Classified Staff Welfare Fund
Reimbursement Claims For Plan Year 2012
Per Agreement between SMCCD & CSEA-Local 36, Art. 12.15, ratified 10.12.2011
Who is eligible for a reimbursement?
Ø This fund shall be used for the sole purpose of providing reimbursement to unit members who changed health plans during the open enrollment period from October 10, 2011 to November 4, 2011, from a PERSCare Coverage plan to a non-PERSCare health care plan offered by the District and who incurred expenses for health care expenses for the employee or covered dependent that would have been covered by PERSCare and were not covered by the new insurance plan.
Ø HRA funds provided in Sec. 12.14 of the Collective Bargaining Agreement must be exhausted.
What is eligible for a reimbursement?
Ø Eligible out-of-pocket medical expenses incurred under a non-PERSCare plan but would have been covered by PERSCare.
Ø Is there a maximum amount that can be reimbursed?
The District’s obligation for reimbursement shall be limited to the amount in the fund.
Claims for reimbursement shall be made at the end of each calendar year and made no later than March 1 of each year starting in 2013. If the claims submitted exceed the amount of money in the fund, the available funds shall be distributed on a pro rata basis. Any decision to deny reimbursement shall be subject to the grievance process of Article 10.
Where can I find the forms that I need to submit a claim?
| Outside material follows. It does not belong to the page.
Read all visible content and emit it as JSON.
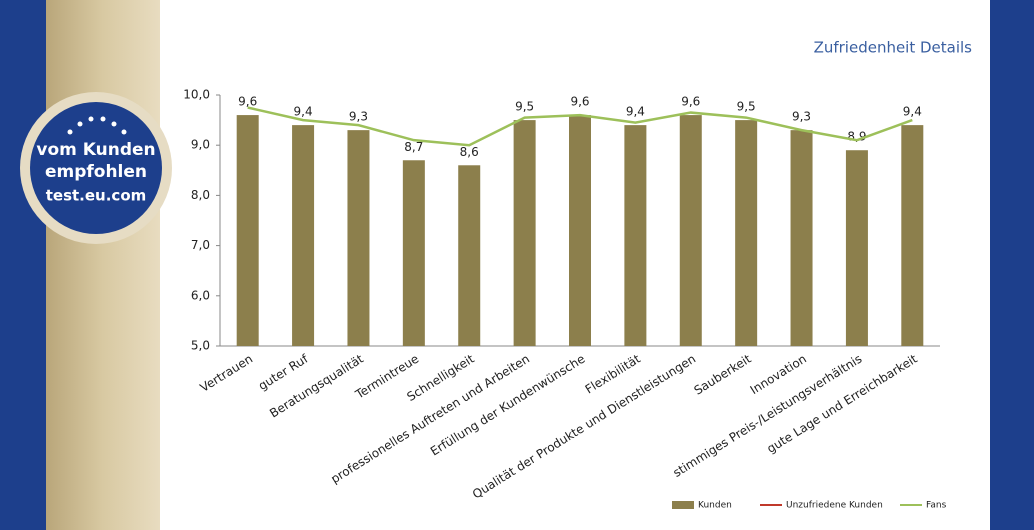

Ø Forms may be found in the section below titled, "How do I apply for a reimbursement?" or below:
Ø If you prefer to fill out the forms by hand, you may print them out from the link above, pick up the forms at the Office of Human Resources, or call 310-434-4415 and request the forms to be sent to you. Please note, if you fill out the forms by hand, you must include the dollar totals of each line item claimed.
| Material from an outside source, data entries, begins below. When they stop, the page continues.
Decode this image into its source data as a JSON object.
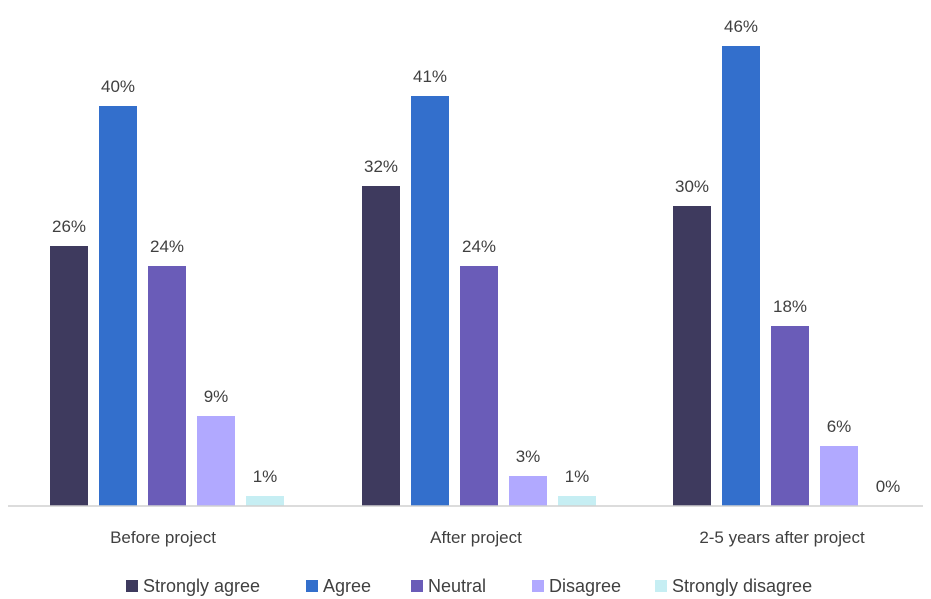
{
  "chart_data": {
    "type": "bar",
    "categories": [
      "Before project",
      "After project",
      "2-5 years after project"
    ],
    "series": [
      {
        "name": "Strongly agree",
        "values": [
          26,
          32,
          30
        ],
        "labels": [
          "26%",
          "32%",
          "30%"
        ],
        "color": "#3e3a5e"
      },
      {
        "name": "Agree",
        "values": [
          40,
          41,
          46
        ],
        "labels": [
          "40%",
          "41%",
          "46%"
        ],
        "color": "#336fcc"
      },
      {
        "name": "Neutral",
        "values": [
          24,
          24,
          18
        ],
        "labels": [
          "24%",
          "24%",
          "18%"
        ],
        "color": "#6a5cb8"
      },
      {
        "name": "Disagree",
        "values": [
          9,
          3,
          6
        ],
        "labels": [
          "9%",
          "3%",
          "6%"
        ],
        "color": "#b1a9ff"
      },
      {
        "name": "Strongly disagree",
        "values": [
          1,
          1,
          0
        ],
        "labels": [
          "1%",
          "1%",
          "0%"
        ],
        "color": "#c6eef3"
      }
    ],
    "ylim": [
      0,
      46
    ],
    "grid": false,
    "legend_position": "bottom"
  }
}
Ø If you need assistance completing the forms, or if you have any questions, call the Office of Human Resources, 310-434-4415.
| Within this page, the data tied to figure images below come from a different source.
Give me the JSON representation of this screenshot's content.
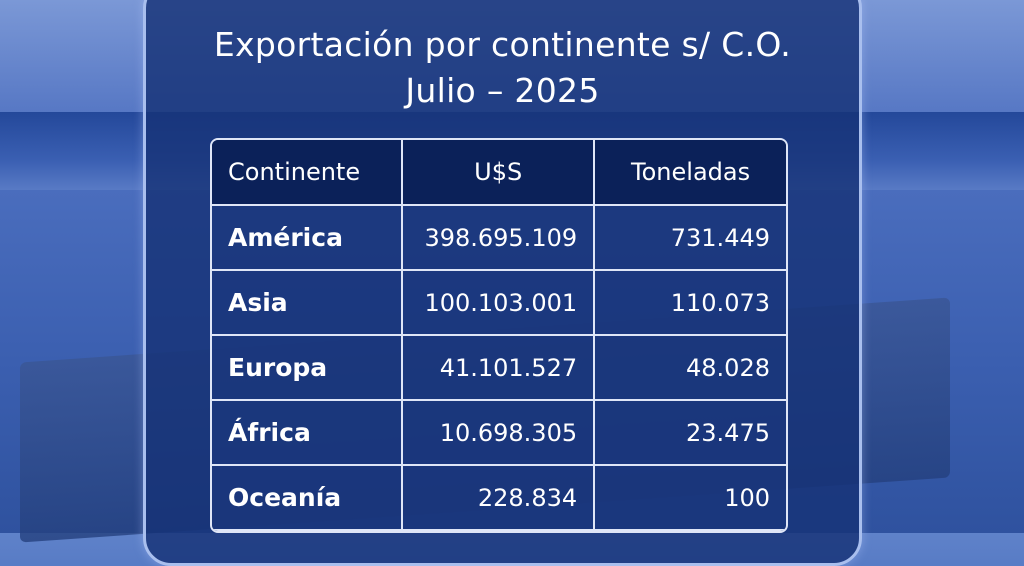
{
  "title": {
    "line1": "Exportación por continente s/ C.O.",
    "line2": "Julio – 2025"
  },
  "table": {
    "headers": [
      "Continente",
      "U$S",
      "Toneladas"
    ],
    "rows": [
      {
        "continent": "América",
        "usd": "398.695.109",
        "tons": "731.449"
      },
      {
        "continent": "Asia",
        "usd": "100.103.001",
        "tons": "110.073"
      },
      {
        "continent": "Europa",
        "usd": "41.101.527",
        "tons": "48.028"
      },
      {
        "continent": "África",
        "usd": "10.698.305",
        "tons": "23.475"
      },
      {
        "continent": "Oceanía",
        "usd": "228.834",
        "tons": "100"
      }
    ]
  },
  "colors": {
    "panel": "#163276",
    "header": "#0b2159",
    "border": "#a9bfee"
  }
}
How do I apply for a reimbursement?
Please review the following presentation for additional information:
Ø Step 1:
Complete CLASSIFIED STAFF WELFARE FUND REIMBURSEMENT CLAIM FORM. See Instructions on Page 1 of the Claim Form.
You will require the Comparison of COMPARISON OF PERSCare vs PERS Choice 2012 PLANS to assist you in determining what expenses are eligible for reimbursement.
Ø Step 2:
§ Attach original itemized receipts, Explanation of Benefits (if applicable), etc.
Ø Step 3:
Submit Claim Documentation during the following claim periods:
NOTE: Deadline for claim submission extended to April 01, 2013 for 2012 Plan Year ONLY
· Plan Year 2012: For expenses incurred Jan.01-Dec.31, 2012, submit January 01-March 01, 2013
· Plan Year 2013: For expenses incurred Jan.01-Dec.31, 2013, submit January 01-March 01, 2014
· Plan Year 2014: For expenses incurred Jan.01-Dec.31, 2014, submit January 01-March 01, 2015
· Plan Year 2015: For expenses incurred Jan.01-Dec.31, 2015, submit January 01-March 01, 2016
· Plan Year 2016: For expenses incurred Jan.01-Dec.31, 2016, submit January 01-March 01, 2017
CLAIMS MUST BE SUBMITTED IN A TIMELY FASHION.
Claims submitted with postmark or date stamped by the Office of Human Resources within the appropriate claim period shall be accepted for reimbursement consideration.
v Claims submitted before the appropriate claim period shall be returned to claimant.
v Claims submitted after the appropriate claim period shall be denied.
Ø Step 4:
Notification of Reimbursement Decision
Claimant will be notified of decision by Office of Human Resources by July 01 following the claim period in which the reimbursement claim was submitted.
Method of Notification: An email shall be sent to claimant if an email address was submitted on claim form; if no email address was submitted a letter of notification will be sent via US Mail to address on form.
NOTE: THIS INFORMATION IS SUBJECT TO CHANGE.